En una cálida tarde de verano, con un libro de poesía en la mano, me acomodo sobre la pálida hierba de un pequeño parque de la ciudad. Junto a un rosal que se llenó de espinas, porque olvidó dibujar sus rosas.
Abro el libro y el poeta envuelve mis sentidos, con sus palabras y sus intensos silencios, logrando que la poesía insufle mi esencia y haga brotar destellos de eternidad en los extremos de mi existencia.
Y aunque sé que jamás lograremos entender lo que dice el poeta, trato de acceder a su reluctante voz, encontrar en ella el hilo conductor, desenrollar en una lectura la madeja. En suma, entrar a los aposentos de la poesía.
Y siempre acabo preguntándome, una y otra vez: ¿Cómo escribir palabras tan sentidas como aquellas, y alcanzar a penetrar aquella voz luctuosa, sin tener que hundirme en los abismos de los que jamás pudo salir el poeta?

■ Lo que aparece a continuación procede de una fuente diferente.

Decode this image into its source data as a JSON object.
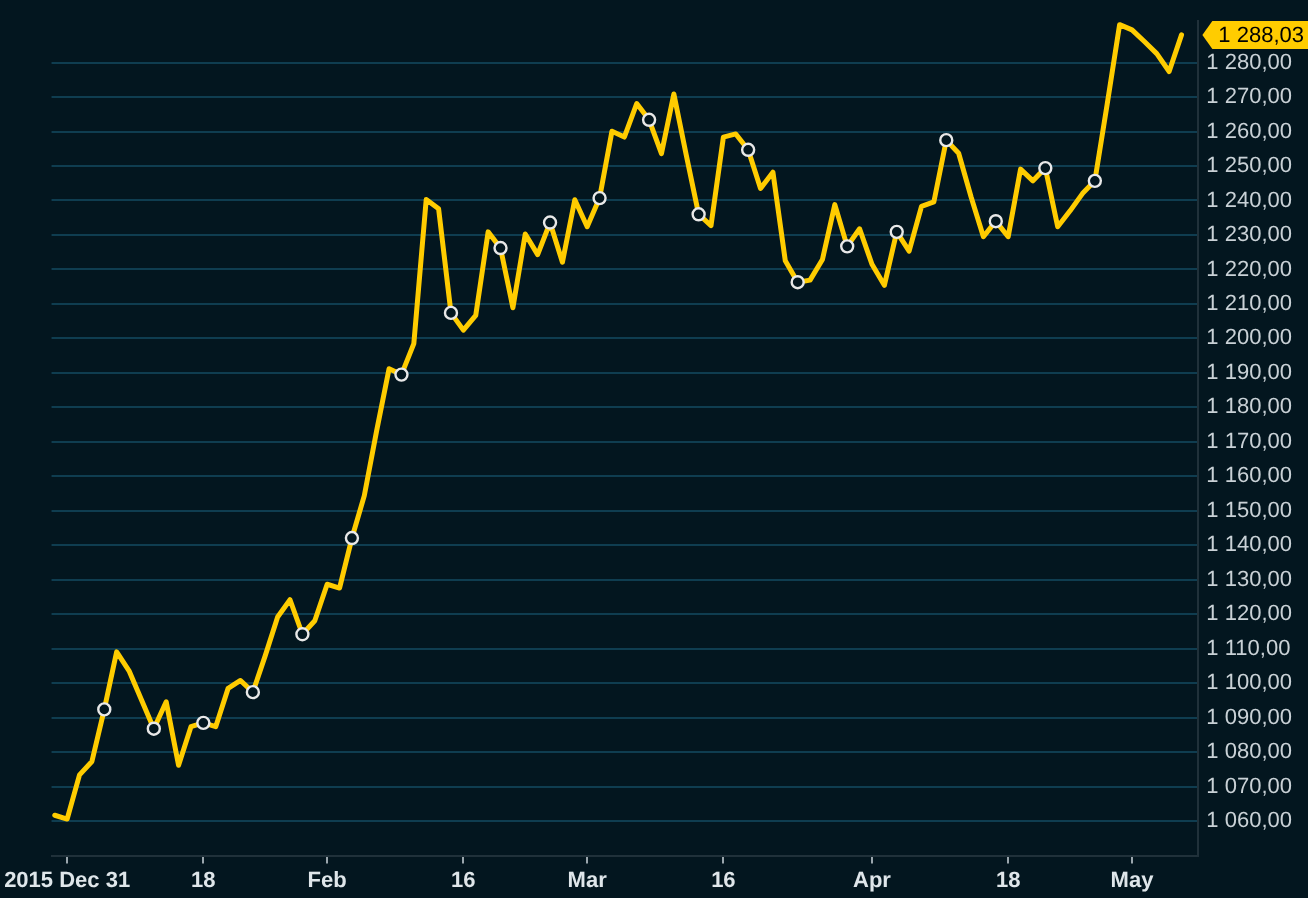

Esta tarde, frente a las hojas mustias de un rosedal, estoy leyendo a Miguel Hernández, y mientras recuerdo a mi padre muerto, la cálida voz de Serrat toca mi memoria, embriagado en el dolor de la elegía a Ramón Sijé. Es cuando el poeta me recuerda que no se puede hacer poesía, sin antes no haber sufrido de humanidad.